Still ruminating on various fencing solutions and our inability to employ the majority of them, it was time to escort Melody the cat on her annual vet check up. A deft hunter whose prowess belies her cutsey appearance, Mel gives us very little cause for concern. As they wrestled her into the cage and into the back of the homestead mobile, The Farmer and Milk Maid were feeling pretty smug She is one glowing specimen of fine feline fitness. This sentiment was echoed by Karen at New Brighton Mall Vet. That is right up to the moment she peered into Mel’s mouth and found a dentist’s nightmare: red, infected gums and at least one tooth requiring extraction. How could we have missed this? Admittedly, Mel is not exactly displaying the symptoms of one suffering such ailments: her coat is gleaming, her appetite undiminished and her purr is an integral part of the Homestead soundtrack. Still, she is the animal closest to us, sharing our inside space, and we are humiliated by our inattention. We thought we had her care, at least, nailed.

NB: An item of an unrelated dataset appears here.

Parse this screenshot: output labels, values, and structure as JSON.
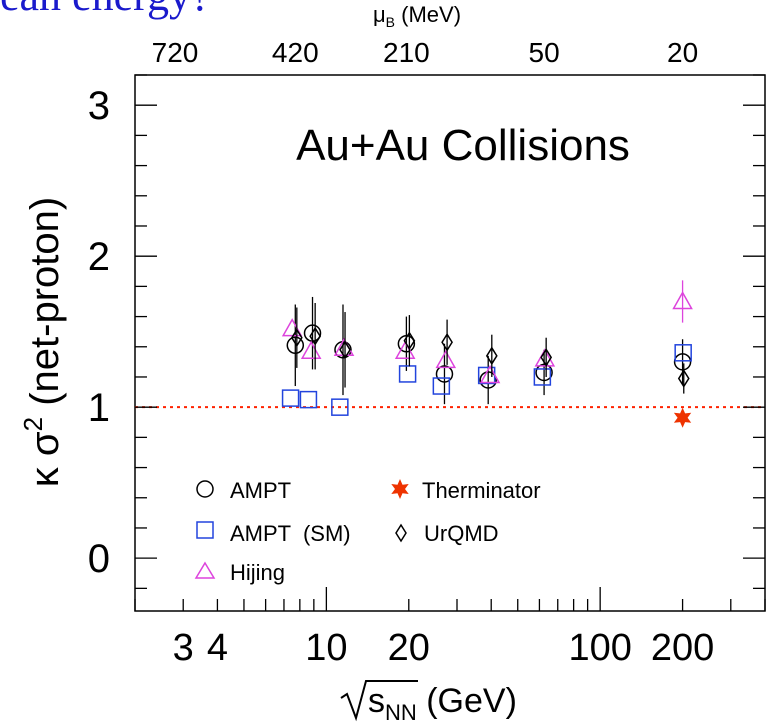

So as this short week limped to a painful end, peppered by a handful more undocumented examples of our ineptness (including the lack of ability to forecast the birth of Geraldine’s kids…still waiting), we headed off on our weekly community fix/shopping expedition. At one stop our appearance was heralded with unexpected enthusiasm.
“At last! We’ve been waiting for you!”
It seems another customer is required to vacate their home to enable earthquake repairs to be made. As asbestos has been identified, she will be unable to access her property during these repairs necessitating the need to rehouse her backyard chicken flock.
“We thought of you guys straight away as the perfect solution.”
A quick phone call, a two minute journey, and The Farmer and Renovator returned home with Raven, Autumn, Houdini and Chocolate. Currently they are chilling their heels in Chicken Coop Solitary with their newly clipped wings and a liberal puffing of diatomaceous earth for mite control, with the ducks and Delia’s collectively unimpressed by their appearance.
And suddenly we’re all feeling pretty good again. Not only have these newcomers swollen our flock number, they’ve also re inflated our flagging egos. Yep, we know half of nothing about this life of ours but every day is a Homestead school day. We know how to introduce new animals onto the Homestead, how to clip their flight feathers or trim their hooves, and ensure they are parasite free in a way that is nice to the planet. Sure we muck up or face our inadequacies on a frustratingly regular basis, but such is life and generally it’s a fun.